Hawick Salvation Army handed out a record 100 food parcels this week.
The charity has pulled out all the stops in a bid ensure no one goes hungry over the festive period and food bank organiser Evelyn Sangster says she’s been overwhelmed at the generosity of Teries.
Speaking to the Hawick News on Tuesday, Mrs Sangster said: “The people of Hawick have been brilliant. They have given so much. I have even had folk stop me on the street with donations of £20 and £50 for the food bank. It really is uplifting to see such generosity. And I would also like to thank the Hawick News for helping to highlight this huge problem.”
However, as the New Year approaches, Mrs Sangster sees no let-up in demand, adding: “This has been the busiest time ever. We have been inundated with requests and referrals for help.

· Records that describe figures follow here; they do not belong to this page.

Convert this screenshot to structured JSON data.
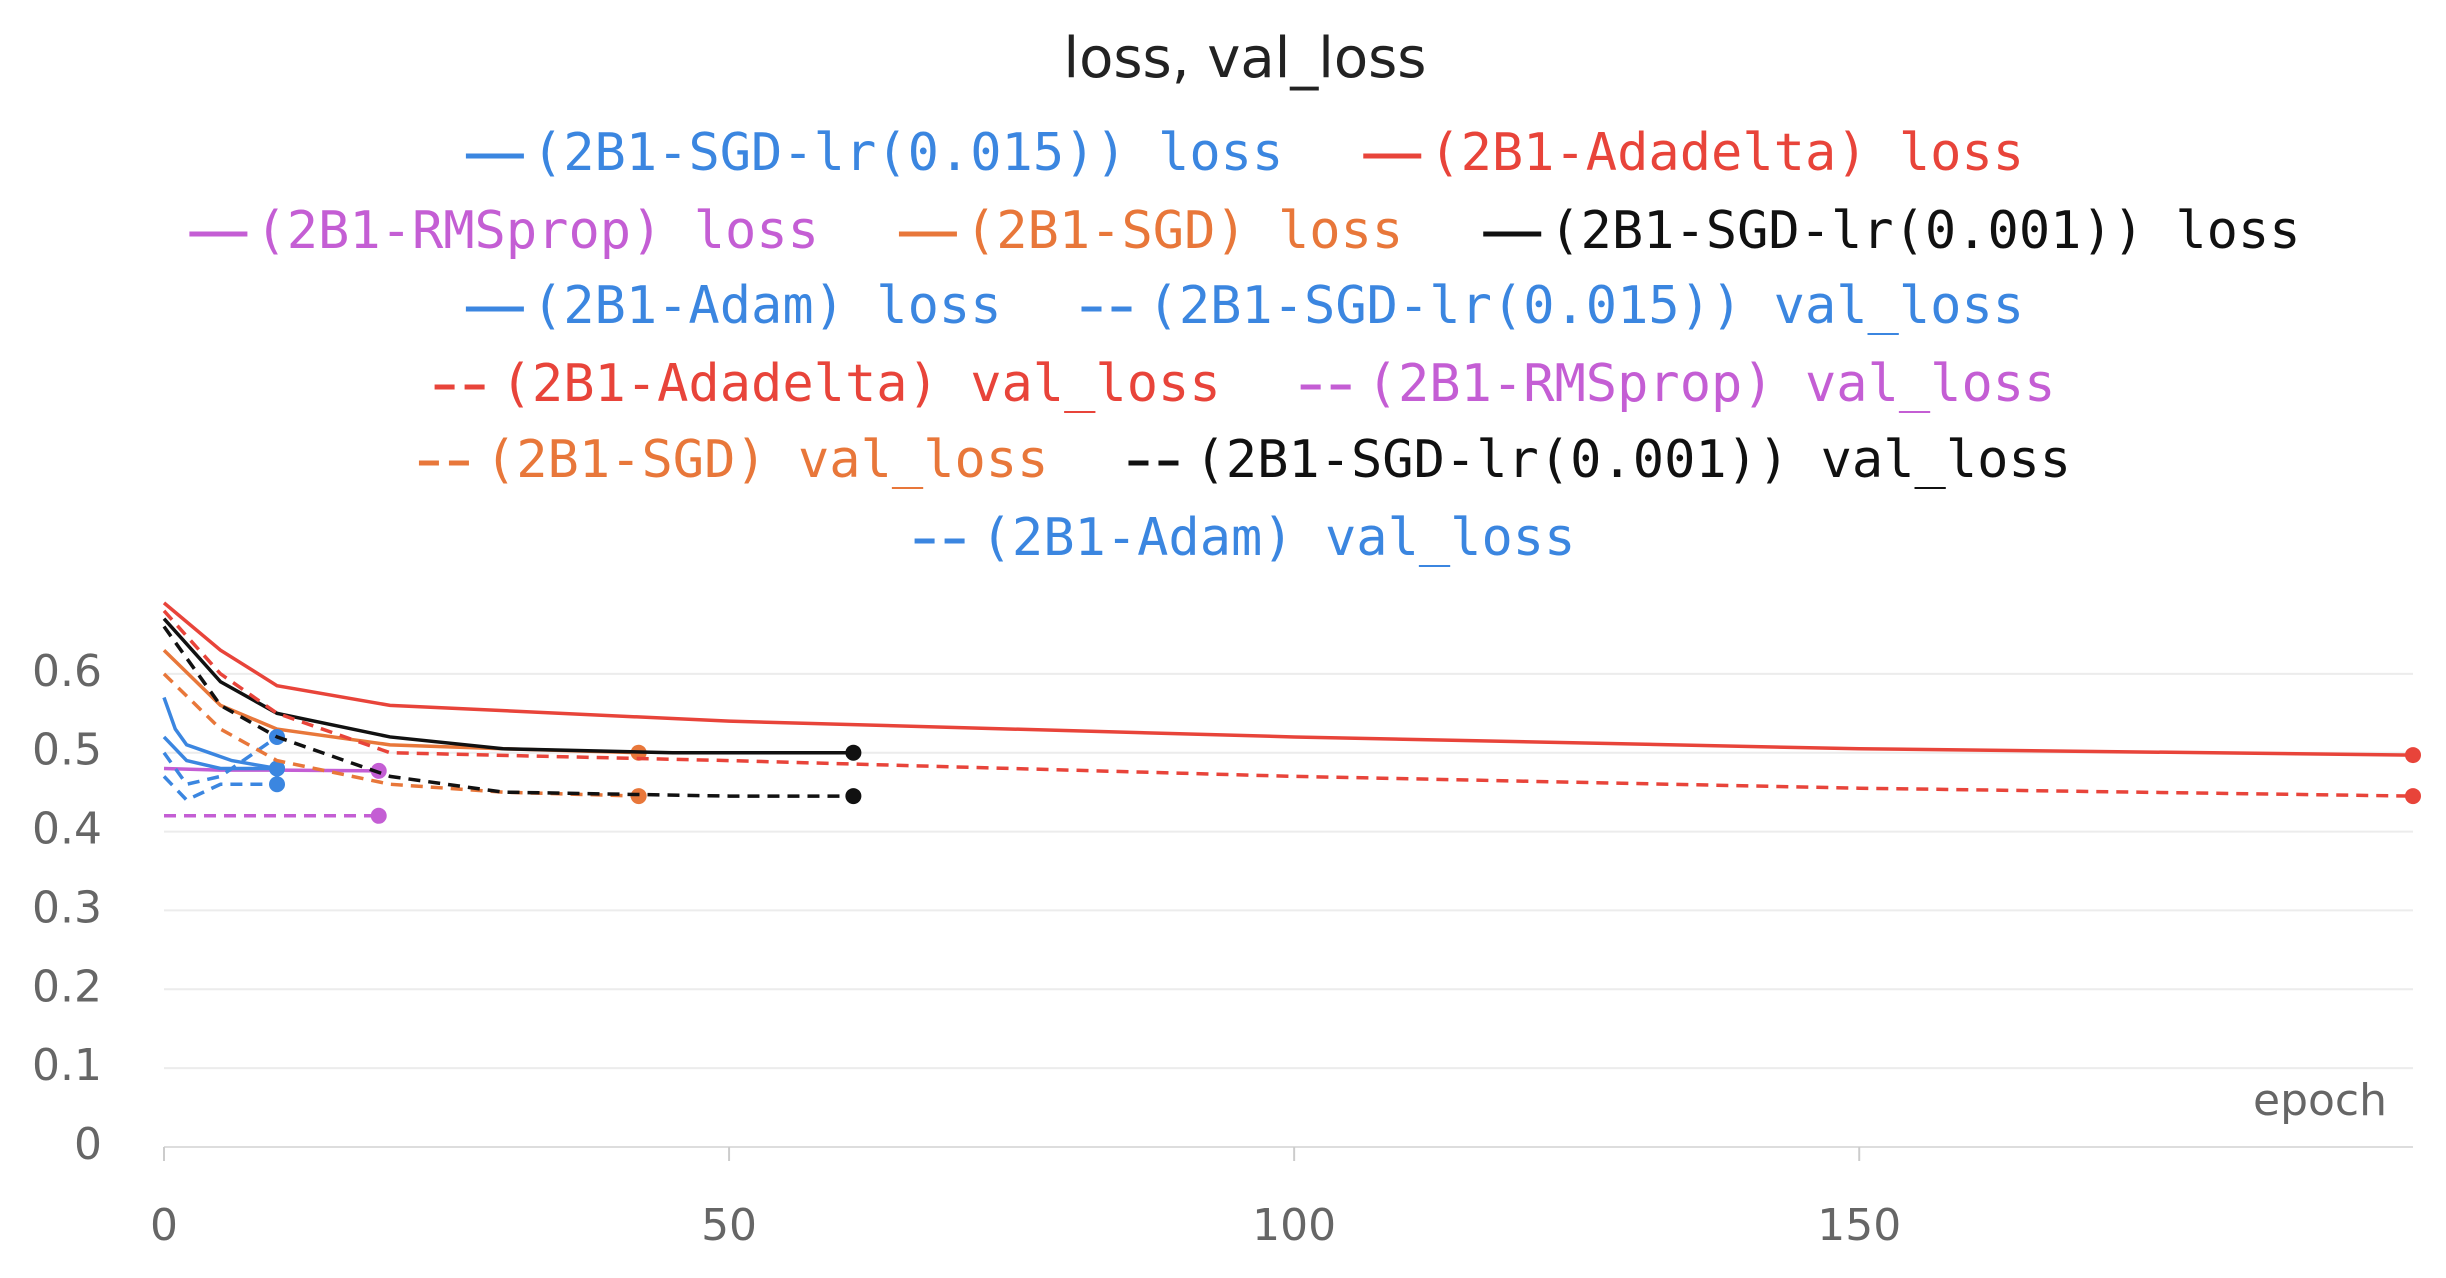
{
  "chart_data": {
    "type": "line",
    "title": "loss, val_loss",
    "x_label": "epoch",
    "xlim": [
      0,
      199
    ],
    "xticks": [
      0,
      50,
      100,
      150
    ],
    "ylim": [
      0,
      0.7
    ],
    "yticks": [
      0,
      0.1,
      0.2,
      0.3,
      0.4,
      0.5,
      0.6
    ],
    "grid": true,
    "series": [
      {
        "name": "(2B1-SGD-lr(0.015)) loss",
        "color": "#3b86e0",
        "dash": false,
        "x": [
          0,
          1,
          2,
          4,
          6,
          8,
          10
        ],
        "values": [
          0.57,
          0.53,
          0.51,
          0.5,
          0.49,
          0.485,
          0.48
        ]
      },
      {
        "name": "(2B1-Adadelta) loss",
        "color": "#e8443a",
        "dash": false,
        "x": [
          0,
          5,
          10,
          20,
          50,
          100,
          150,
          199
        ],
        "values": [
          0.69,
          0.63,
          0.585,
          0.56,
          0.54,
          0.52,
          0.505,
          0.497
        ]
      },
      {
        "name": "(2B1-RMSprop) loss",
        "color": "#c45ed4",
        "dash": false,
        "x": [
          0,
          5,
          10,
          19
        ],
        "values": [
          0.48,
          0.478,
          0.478,
          0.477
        ]
      },
      {
        "name": "(2B1-SGD) loss",
        "color": "#e8773a",
        "dash": false,
        "x": [
          0,
          5,
          10,
          20,
          30,
          42
        ],
        "values": [
          0.63,
          0.56,
          0.53,
          0.51,
          0.505,
          0.5
        ]
      },
      {
        "name": "(2B1-SGD-lr(0.001)) loss",
        "color": "#111111",
        "dash": false,
        "x": [
          0,
          5,
          10,
          20,
          30,
          45,
          61
        ],
        "values": [
          0.67,
          0.59,
          0.55,
          0.52,
          0.505,
          0.5,
          0.5
        ]
      },
      {
        "name": "(2B1-Adam) loss",
        "color": "#3b86e0",
        "dash": false,
        "x": [
          0,
          2,
          5,
          10
        ],
        "values": [
          0.52,
          0.49,
          0.48,
          0.48
        ]
      },
      {
        "name": "(2B1-SGD-lr(0.015)) val_loss",
        "color": "#3b86e0",
        "dash": true,
        "x": [
          0,
          2,
          5,
          8,
          10
        ],
        "values": [
          0.5,
          0.46,
          0.47,
          0.5,
          0.52
        ]
      },
      {
        "name": "(2B1-Adadelta) val_loss",
        "color": "#e8443a",
        "dash": true,
        "x": [
          0,
          5,
          10,
          20,
          50,
          100,
          150,
          199
        ],
        "values": [
          0.68,
          0.6,
          0.55,
          0.5,
          0.49,
          0.47,
          0.455,
          0.445
        ]
      },
      {
        "name": "(2B1-RMSprop) val_loss",
        "color": "#c45ed4",
        "dash": true,
        "x": [
          0,
          5,
          10,
          19
        ],
        "values": [
          0.42,
          0.42,
          0.42,
          0.42
        ]
      },
      {
        "name": "(2B1-SGD) val_loss",
        "color": "#e8773a",
        "dash": true,
        "x": [
          0,
          5,
          10,
          20,
          30,
          42
        ],
        "values": [
          0.6,
          0.53,
          0.49,
          0.46,
          0.45,
          0.445
        ]
      },
      {
        "name": "(2B1-SGD-lr(0.001)) val_loss",
        "color": "#111111",
        "dash": true,
        "x": [
          0,
          5,
          10,
          20,
          30,
          50,
          61
        ],
        "values": [
          0.66,
          0.56,
          0.52,
          0.47,
          0.45,
          0.445,
          0.445
        ]
      },
      {
        "name": "(2B1-Adam) val_loss",
        "color": "#3b86e0",
        "dash": true,
        "x": [
          0,
          2,
          5,
          10
        ],
        "values": [
          0.47,
          0.44,
          0.46,
          0.46
        ]
      }
    ]
  }
}
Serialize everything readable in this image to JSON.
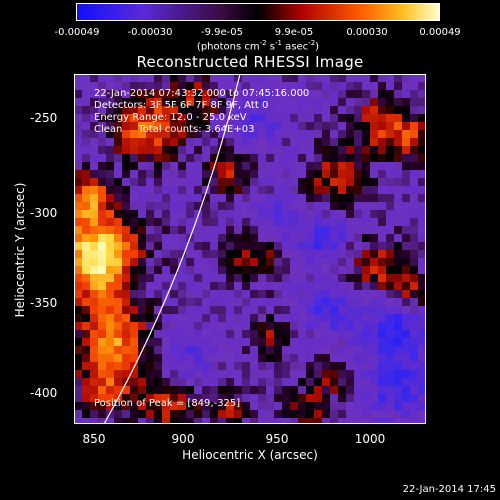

“We get referrals from Social Security, Citizens Advice Bureau, the Welfare Fund and Criminal Justice. The situation is getting worse, and something that affects all age groups.
“We usually deliver around 40 parcels a month but in the last week we have handed out 100. The situation is dire. Some people only have the clothes they stand up in. And that is a really sad position to be in.
“We are seeing some real poverty and to be perfectly honest I never thought I would see this in my own country. It is really awful.”
And as part of the Toys for Families Appeal, many Hawick youngsters will also benefit over the festive period.
Mrs Sangster, whose husband Gilbert is also a Salvation Army member, added: “Hopefully we are able to make a difference to some people. And the toys will mean a lot to the youngsters. We have also been able to help folk with bedding and toiletries.”
Mrs Sangster explained that the food parcels handed out contain essentials required for day-to-day living: “These are things most folk take for granted and include, bread and butter, soup, tinned beans, spaghetti and meat, potatoes, veg, tinned fish, tea, coffee, pasta sauce and puddings.”
However, Mrs Sangster fears the New Year with planned changes to the way benefits are paid may mean an ever greater drain on resources.
“I have set up a meeting between myself and local and national politicians for the New Year.
The new Universal Credit, which will see a change in the way housing benefit is paid, may well add to the problems many folk are experiencing.”